Tytuł wpisu w pamiętniku odchudzania:
Dzień 12


Nadeszły "TE DNI", czyt. @@@@@@@@@@@

Koło godz. 11 przyszedł jadłospis na nowy tydzień, więc czas na zakuuuuupy.

Zakupy na niesamowitym bólu brzucha, czułam się jak zombie idąc przez lidla, a do tego weź jeszcze ogarnij listę zakupów, co już masz, a co jeszcze potrzebujesz... 

No, ale dałam radę. Wszystko mam! 

Powrót do domu i przygotowywanie obiadu dla mnie i rodziców. Kompletny chaos w kuchni, bo ciężko się skupić. 

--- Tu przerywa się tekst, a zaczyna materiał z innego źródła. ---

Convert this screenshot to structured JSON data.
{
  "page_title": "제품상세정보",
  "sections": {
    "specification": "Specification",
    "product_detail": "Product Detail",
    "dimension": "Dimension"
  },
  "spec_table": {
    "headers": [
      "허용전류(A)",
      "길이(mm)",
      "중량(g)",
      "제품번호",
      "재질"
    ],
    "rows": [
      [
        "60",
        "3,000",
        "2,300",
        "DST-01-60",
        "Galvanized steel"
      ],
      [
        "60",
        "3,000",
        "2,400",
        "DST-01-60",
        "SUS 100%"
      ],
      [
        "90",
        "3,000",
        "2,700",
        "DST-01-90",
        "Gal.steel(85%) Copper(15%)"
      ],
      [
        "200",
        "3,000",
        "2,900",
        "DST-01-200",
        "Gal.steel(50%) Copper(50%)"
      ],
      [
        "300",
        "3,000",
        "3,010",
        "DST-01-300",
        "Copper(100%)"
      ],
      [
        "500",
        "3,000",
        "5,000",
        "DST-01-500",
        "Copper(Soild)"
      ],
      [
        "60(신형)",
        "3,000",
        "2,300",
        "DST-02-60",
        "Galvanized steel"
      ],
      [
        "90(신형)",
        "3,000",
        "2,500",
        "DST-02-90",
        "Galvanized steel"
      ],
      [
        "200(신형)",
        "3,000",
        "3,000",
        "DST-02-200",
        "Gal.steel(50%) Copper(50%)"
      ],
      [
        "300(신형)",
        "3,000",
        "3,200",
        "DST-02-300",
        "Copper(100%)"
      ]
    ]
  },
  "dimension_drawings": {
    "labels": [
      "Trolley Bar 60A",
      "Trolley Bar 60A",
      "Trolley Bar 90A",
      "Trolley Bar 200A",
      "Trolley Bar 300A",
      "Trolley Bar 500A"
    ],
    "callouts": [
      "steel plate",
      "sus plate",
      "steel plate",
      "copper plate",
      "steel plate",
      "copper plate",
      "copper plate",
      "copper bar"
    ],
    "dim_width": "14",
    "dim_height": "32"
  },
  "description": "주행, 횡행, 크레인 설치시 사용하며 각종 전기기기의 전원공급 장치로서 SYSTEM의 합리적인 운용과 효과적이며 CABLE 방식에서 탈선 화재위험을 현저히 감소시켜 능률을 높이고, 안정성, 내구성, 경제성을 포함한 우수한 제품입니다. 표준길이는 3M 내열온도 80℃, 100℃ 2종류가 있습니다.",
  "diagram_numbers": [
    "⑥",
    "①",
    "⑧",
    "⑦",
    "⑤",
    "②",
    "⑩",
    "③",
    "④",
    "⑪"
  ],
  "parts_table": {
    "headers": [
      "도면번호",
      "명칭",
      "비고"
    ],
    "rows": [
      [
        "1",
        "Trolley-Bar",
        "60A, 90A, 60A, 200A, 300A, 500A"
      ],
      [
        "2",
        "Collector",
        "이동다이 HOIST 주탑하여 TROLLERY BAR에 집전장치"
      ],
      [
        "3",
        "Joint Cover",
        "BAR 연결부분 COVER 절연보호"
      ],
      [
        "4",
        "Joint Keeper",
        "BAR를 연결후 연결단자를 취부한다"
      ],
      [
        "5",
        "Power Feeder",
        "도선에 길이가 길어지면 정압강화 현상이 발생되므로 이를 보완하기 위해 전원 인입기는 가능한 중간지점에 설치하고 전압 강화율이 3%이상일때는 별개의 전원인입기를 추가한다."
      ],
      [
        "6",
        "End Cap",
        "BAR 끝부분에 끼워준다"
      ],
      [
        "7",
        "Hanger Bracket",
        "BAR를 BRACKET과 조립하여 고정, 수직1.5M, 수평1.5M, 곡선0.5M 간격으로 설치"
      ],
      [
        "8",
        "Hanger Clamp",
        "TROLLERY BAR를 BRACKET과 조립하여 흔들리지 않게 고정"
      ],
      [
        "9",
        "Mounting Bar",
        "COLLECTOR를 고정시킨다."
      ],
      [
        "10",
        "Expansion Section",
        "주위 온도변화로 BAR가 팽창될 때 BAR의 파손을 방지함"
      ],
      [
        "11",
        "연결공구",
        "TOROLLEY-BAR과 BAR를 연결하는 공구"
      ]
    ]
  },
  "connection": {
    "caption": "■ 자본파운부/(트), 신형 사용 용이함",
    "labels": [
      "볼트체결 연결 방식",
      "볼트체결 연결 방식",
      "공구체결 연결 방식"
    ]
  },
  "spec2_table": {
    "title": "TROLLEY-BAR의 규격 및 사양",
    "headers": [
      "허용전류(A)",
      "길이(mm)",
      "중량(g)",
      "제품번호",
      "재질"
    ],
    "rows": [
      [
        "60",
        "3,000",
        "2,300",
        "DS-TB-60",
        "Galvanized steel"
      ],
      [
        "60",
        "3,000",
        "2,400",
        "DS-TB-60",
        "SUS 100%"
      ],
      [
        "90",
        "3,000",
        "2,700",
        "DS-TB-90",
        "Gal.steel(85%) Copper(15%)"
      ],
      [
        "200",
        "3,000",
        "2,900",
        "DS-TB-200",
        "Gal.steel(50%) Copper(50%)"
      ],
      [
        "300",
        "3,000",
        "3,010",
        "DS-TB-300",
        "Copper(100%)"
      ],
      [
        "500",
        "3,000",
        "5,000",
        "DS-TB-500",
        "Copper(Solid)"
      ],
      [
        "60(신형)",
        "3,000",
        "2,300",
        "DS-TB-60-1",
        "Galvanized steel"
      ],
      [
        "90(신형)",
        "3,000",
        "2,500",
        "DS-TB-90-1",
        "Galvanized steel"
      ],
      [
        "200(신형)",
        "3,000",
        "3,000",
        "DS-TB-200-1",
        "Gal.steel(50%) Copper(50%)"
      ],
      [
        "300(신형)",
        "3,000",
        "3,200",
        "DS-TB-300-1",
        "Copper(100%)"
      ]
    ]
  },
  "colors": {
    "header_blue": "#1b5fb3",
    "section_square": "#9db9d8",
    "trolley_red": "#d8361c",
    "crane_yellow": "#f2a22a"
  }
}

Jednak obiad był, dał się zjeść, nawet smakował, więc jest sukces

Przed wyjazdem do mieszkania szybkie cardio na rowerku i rozciąganie i jaaaaazda do Trójmiasta. 

Tradycyjnie zawsze jak jadę z mamą do Gdańska, to musimy zahaczyć o Alfa Centrum. Z ubrań nic nie znalazłam.. To znaczy znalazłam, ale brakowało rozmiaru.. Kolejny powód by w końcu schudnąć! :)

Za to kupiłam sobie matę do ćwiczeń, także już nie ma odwrotu, jeszcze mam w planach zakup hantelek. Wtedy będzie komplet.